The directors voted in July 2021 to give notice that they were terminating the contract with BlueMark Energy as a new pipeline was completed that would allow Yale to purchase Oklahoma Natural Gas on more favorable terms and with greater flexibility.
BlueMark filed a breach of contract lawsuit against Yale on June 28, 2021 and against Mannford on May 5, 2021, to collect outstanding balances.
The administrators all said they were concerned about the impact of the bankruptcy filing on the city’s ability to secure grants and obtain financing.
Trustee Larry Brown said he didn’t like the idea of bankruptcy, but also couldn’t bear the idea of paying something the city doesn’t owe.
“We were wronged,” he said. “It’s about the money, but it shouldn’t be. There is no gray area here. We have been wronged.
Oklahoma State has funded grants for Yale and other small towns that will be administered by the Oklahoma Department of Agriculture, but it takes time to develop a new state program.

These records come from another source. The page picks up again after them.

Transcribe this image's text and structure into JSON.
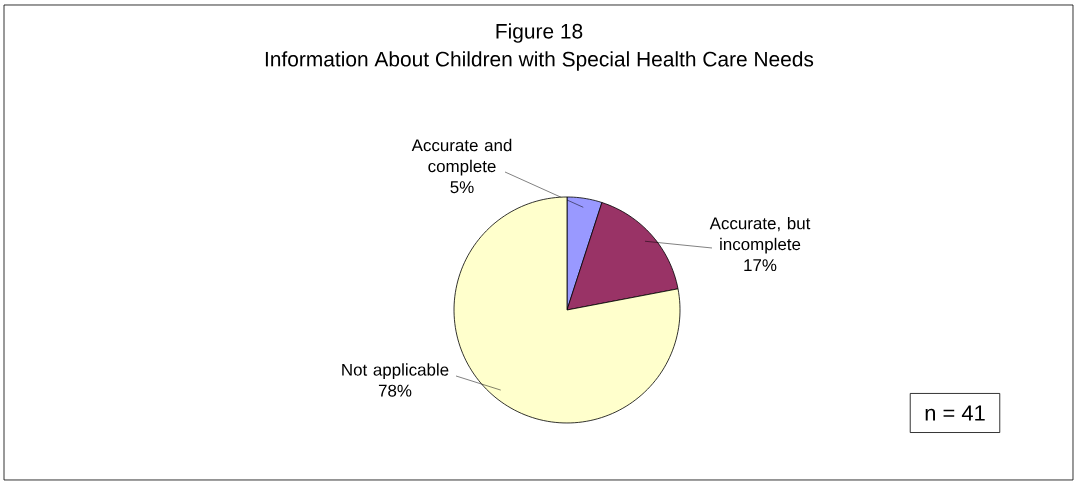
{
  "chart_data": {
    "type": "pie",
    "title": "Figure 18",
    "subtitle": "Information About Children with Special Health Care Needs",
    "categories": [
      "Accurate and complete",
      "Accurate, but incomplete",
      "Not applicable"
    ],
    "values": [
      5,
      17,
      78
    ],
    "value_labels": [
      "5%",
      "17%",
      "78%"
    ],
    "colors": [
      "#9999ff",
      "#993366",
      "#ffffcc"
    ],
    "annotations": [
      "n = 41"
    ]
  }
}
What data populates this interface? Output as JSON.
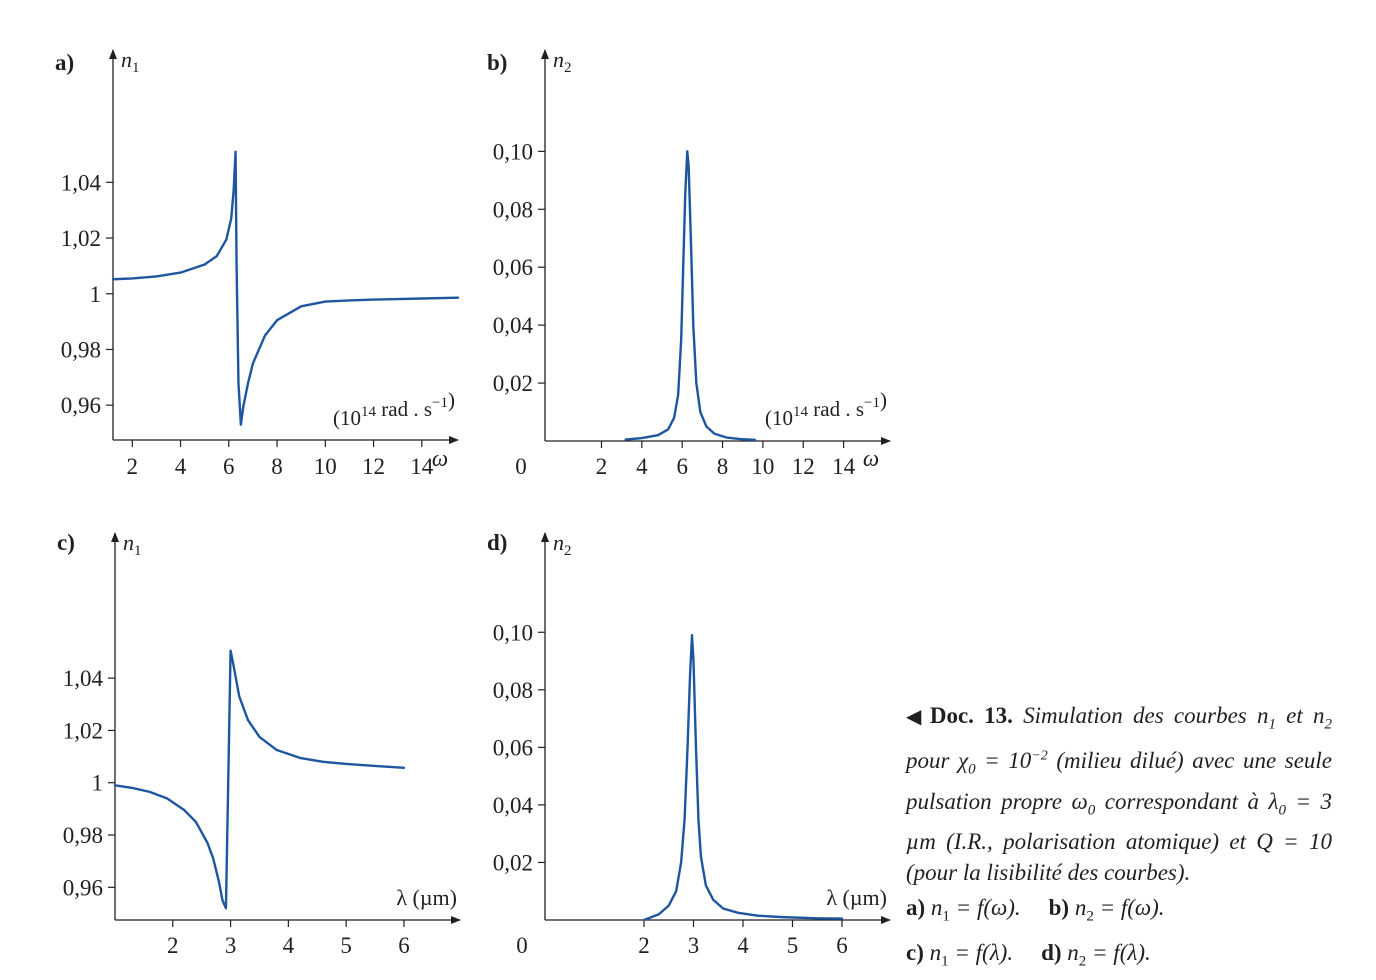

It had been estimated that the apps would not be available until September. But in light of a potential bankruptcy action by Yale, state officials assured city leaders he could act more quickly.
Porter said Agriculture Secretary Blayne Arthur said they could be available as early as August.

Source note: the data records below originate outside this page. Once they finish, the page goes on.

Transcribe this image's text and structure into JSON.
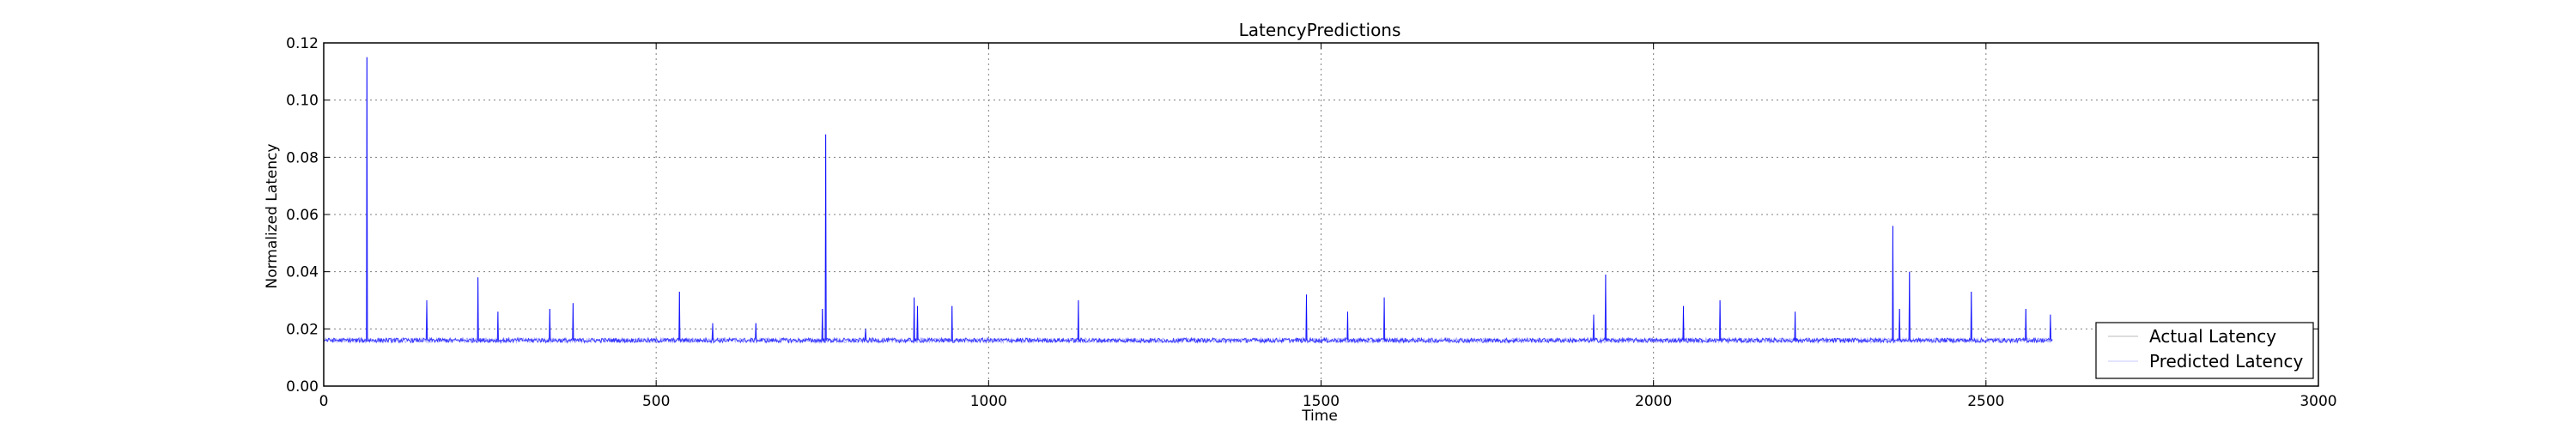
{
  "chart_data": {
    "type": "line",
    "title": "LatencyPredictions",
    "xlabel": "Time",
    "ylabel": "Normalized Latency",
    "xlim": [
      0,
      3000
    ],
    "ylim": [
      0,
      0.12
    ],
    "x_ticks": [
      0,
      500,
      1000,
      1500,
      2000,
      2500,
      3000
    ],
    "y_ticks": [
      0.0,
      0.02,
      0.04,
      0.06,
      0.08,
      0.1,
      0.12
    ],
    "x_tick_labels": [
      "0",
      "500",
      "1000",
      "1500",
      "2000",
      "2500",
      "3000"
    ],
    "y_tick_labels": [
      "0.00",
      "0.02",
      "0.04",
      "0.06",
      "0.08",
      "0.10",
      "0.12"
    ],
    "grid": true,
    "legend_position": "lower-right",
    "series": [
      {
        "name": "Actual Latency",
        "color": "#0000ff",
        "baseline": 0.016,
        "x_range": [
          0,
          2600
        ],
        "spikes": [
          {
            "x": 65,
            "y": 0.115
          },
          {
            "x": 155,
            "y": 0.03
          },
          {
            "x": 232,
            "y": 0.038
          },
          {
            "x": 262,
            "y": 0.026
          },
          {
            "x": 340,
            "y": 0.027
          },
          {
            "x": 375,
            "y": 0.029
          },
          {
            "x": 535,
            "y": 0.033
          },
          {
            "x": 585,
            "y": 0.022
          },
          {
            "x": 650,
            "y": 0.022
          },
          {
            "x": 750,
            "y": 0.027
          },
          {
            "x": 755,
            "y": 0.088
          },
          {
            "x": 815,
            "y": 0.02
          },
          {
            "x": 888,
            "y": 0.031
          },
          {
            "x": 893,
            "y": 0.028
          },
          {
            "x": 945,
            "y": 0.028
          },
          {
            "x": 1135,
            "y": 0.03
          },
          {
            "x": 1478,
            "y": 0.032
          },
          {
            "x": 1540,
            "y": 0.026
          },
          {
            "x": 1595,
            "y": 0.031
          },
          {
            "x": 1910,
            "y": 0.025
          },
          {
            "x": 1928,
            "y": 0.039
          },
          {
            "x": 2045,
            "y": 0.028
          },
          {
            "x": 2100,
            "y": 0.03
          },
          {
            "x": 2213,
            "y": 0.026
          },
          {
            "x": 2360,
            "y": 0.056
          },
          {
            "x": 2370,
            "y": 0.027
          },
          {
            "x": 2385,
            "y": 0.04
          },
          {
            "x": 2478,
            "y": 0.033
          },
          {
            "x": 2560,
            "y": 0.027
          },
          {
            "x": 2597,
            "y": 0.025
          }
        ]
      },
      {
        "name": "Predicted Latency",
        "color": "#9999ff",
        "baseline": 0.016,
        "x_range": [
          0,
          2600
        ]
      }
    ]
  }
}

He recommended suspending the bankruptcy to give the subsidy program time to get up and running.
But there are few guarantees, residents feared.
Administrator Larry Brown said Yale is not guaranteed to get all of the $1.4 million it still owes. Accrued interest will increase the balance, leaving the city potentially owing more than it can pay, even if it gets the full grant.
Administrators said they felt pressured and that BlueMark did not appear to be negotiating in good faith with them.
Administrator Richard Adsit said he felt BlueMark was trying to bully them into borrowing money to pay off the debt faster.
BlueMark charges 18% interest on Yale’s balance, or an additional $25,000 per month, driving up the final cost of settlement. The company’s most recent – and what was billed as the final pre-trial offer – lowered the interest rate to 12% and allowed Yale to pay the balance over 48 months, Swinford told administrators. .
But some residents also wondered if there was any guarantee that filing for bankruptcy would eliminate the debt. Resident Devin Greenfield acknowledged the difficult decision for administrators to make, but asked if action could be delayed for a few months.
Swinford said there are uncertainties, but the bankruptcy filing prevents BlueMark from receiving judgment.
Other options were presented at the special meeting. Josh Robinson, vice president of American Heritage Bank at Yale, said the bank was willing to work with the city to help the trust avoid bankruptcy.
Resident Stephen Bellew told trustees he works in finance and sees the impact bankruptcy can have. Bank financing would be more predictable.
“The unknown is much more risky,” Bellew said.
Bankruptcy will take time to prepare for, Swinford said. If the grants become available before the documents are filed, the trust could change its mind.
“Once it is filed, it is no longer your responsibility,” he warned.
Whatever Yale does, it has to be serious, Swinford said. He told administrators he would contact BlueMark one last time, but said the company had already rejected an offer from Yale to pay $1.4 million when state grants became available.
The trustees voted 3-0 to file for bankruptcy.
The Water and Sewer Trust Authority will be wound up, but it won’t impact operations because the city owns all the infrastructure and leases it to the trust, city attorney Roger McMillion said. The trust has equipment that will need to be sold, but that’s about it.
A new trust called the Yale Utilities Authority will be created to administer all of the city’s utilities.
“I think we’re done playing checkers,” Porter said.